In-place restore overwrites current data. Prefer “restore to new” when unsure.

Point-in-Time Recovery (PITR)

  • Enable PITR on Postgres/MySQL in Backups → Settings.
  • Pick a window (e.g., 24–72 hours).
  • We archive write-ahead logs/binlogs so you can restore to any second within that window.
restore to a specific second
$restorepostgres@2025-10-20T09:37:42Z

Cross-region safety

  • Toggle Cross-Region Copies to store snapshots in a secondary region.
  • Restores can target either region; great for disaster recovery drills.

Costs & retention

  • Snapshot storage is billed by GB-month; first N GB included on paid plans.
  • Longer retention → more storage. Choose a window that matches your audit/SLA needs.

Backup integrity & drills

  • We verify snapshot checksums after creation.
  • Run a restore drill monthly: restore to a staging database, run basic integrity checks, and rotate the staging DB away.
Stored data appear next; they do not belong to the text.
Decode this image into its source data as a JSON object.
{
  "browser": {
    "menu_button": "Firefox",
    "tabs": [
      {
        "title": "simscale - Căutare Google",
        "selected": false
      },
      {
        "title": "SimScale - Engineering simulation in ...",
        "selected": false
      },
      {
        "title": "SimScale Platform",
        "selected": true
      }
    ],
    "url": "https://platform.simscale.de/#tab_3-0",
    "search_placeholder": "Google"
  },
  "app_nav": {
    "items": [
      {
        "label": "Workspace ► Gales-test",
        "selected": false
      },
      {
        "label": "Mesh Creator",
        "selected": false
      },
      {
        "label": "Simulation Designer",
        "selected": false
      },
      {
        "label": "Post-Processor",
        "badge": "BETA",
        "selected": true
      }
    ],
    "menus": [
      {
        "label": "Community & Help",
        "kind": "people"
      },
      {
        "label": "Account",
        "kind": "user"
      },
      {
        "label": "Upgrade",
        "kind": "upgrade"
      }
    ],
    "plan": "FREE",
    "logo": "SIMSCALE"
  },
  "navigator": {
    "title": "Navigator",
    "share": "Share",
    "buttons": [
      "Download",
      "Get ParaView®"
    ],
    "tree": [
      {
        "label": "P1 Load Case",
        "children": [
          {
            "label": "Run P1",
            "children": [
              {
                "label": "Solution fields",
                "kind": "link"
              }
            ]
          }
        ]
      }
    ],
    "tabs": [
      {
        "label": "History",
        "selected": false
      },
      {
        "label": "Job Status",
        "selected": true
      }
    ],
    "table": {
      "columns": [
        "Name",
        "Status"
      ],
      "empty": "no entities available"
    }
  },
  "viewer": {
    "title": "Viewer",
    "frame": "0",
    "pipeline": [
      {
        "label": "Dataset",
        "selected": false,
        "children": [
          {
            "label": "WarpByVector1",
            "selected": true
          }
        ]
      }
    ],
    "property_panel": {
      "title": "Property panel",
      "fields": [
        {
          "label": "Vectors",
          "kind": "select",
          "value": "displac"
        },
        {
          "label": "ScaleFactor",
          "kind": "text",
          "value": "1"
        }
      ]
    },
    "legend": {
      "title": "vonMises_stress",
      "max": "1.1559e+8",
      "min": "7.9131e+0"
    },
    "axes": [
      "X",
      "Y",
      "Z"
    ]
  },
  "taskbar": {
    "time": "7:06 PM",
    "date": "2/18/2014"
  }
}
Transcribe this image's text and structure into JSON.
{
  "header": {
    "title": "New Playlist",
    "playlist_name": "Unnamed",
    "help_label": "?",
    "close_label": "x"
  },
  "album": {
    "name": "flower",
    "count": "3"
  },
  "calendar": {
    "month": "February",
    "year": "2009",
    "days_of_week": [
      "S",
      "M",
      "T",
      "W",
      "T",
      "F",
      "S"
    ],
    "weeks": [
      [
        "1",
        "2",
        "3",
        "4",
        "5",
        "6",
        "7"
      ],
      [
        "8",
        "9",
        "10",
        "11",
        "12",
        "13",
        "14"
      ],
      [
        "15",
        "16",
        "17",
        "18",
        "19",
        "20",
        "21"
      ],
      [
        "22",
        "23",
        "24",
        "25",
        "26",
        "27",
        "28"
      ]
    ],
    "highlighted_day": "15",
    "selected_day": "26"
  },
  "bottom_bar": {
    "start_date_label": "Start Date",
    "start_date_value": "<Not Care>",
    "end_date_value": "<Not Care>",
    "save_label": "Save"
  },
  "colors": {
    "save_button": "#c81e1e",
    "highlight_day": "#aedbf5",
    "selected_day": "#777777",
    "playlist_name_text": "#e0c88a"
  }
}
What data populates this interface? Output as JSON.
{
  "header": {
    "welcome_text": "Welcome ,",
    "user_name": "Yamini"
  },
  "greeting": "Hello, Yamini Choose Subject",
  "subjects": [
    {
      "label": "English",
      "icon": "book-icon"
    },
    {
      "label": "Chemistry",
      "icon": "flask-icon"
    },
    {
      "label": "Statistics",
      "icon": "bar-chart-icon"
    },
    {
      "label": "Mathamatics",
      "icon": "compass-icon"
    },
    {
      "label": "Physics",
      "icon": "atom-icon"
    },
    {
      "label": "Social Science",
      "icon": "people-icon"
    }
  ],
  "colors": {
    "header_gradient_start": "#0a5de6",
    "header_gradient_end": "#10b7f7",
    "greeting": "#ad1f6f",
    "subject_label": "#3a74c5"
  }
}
Keep a one-page runbook with: restore target, env vars to swap, integrity queries, and rollback steps.

Best practices

  • Separate app/admin users and rotate passwords; backups don’t replace access hygiene.
  • Quiesce long-running migrations during backups if your workload is highly write-heavy.
  • Encrypt at rest (default for managed storage) and in transit.
  • Tag manual backups with a note (“before schema v12 migration”).

Common pitfalls

  • Dev DBs not persisted → backups appear but data resets on redeploy. Switch to a persistent tier.
  • App hardcodes localhost → restores work but app can’t connect in cloud. Always use the provided host/URL.
  • PITR disabled → you can only restore to snapshot times, not the second before a bad migration.

FAQ

Can I download a backup?
Yes — from the Backups tab, choose Export (logical dumps for relational engines, snapshot exports where supported).

How long does restore take?
Depends on size. Small DBs restore in minutes; multi-hundred-GB datasets take longer (we parallelize where engines allow).

Can I restore just one table?
Use logical exports (Postgres/MySQL) to restore specific tables or rows into a staging DB, then copy into prod carefully.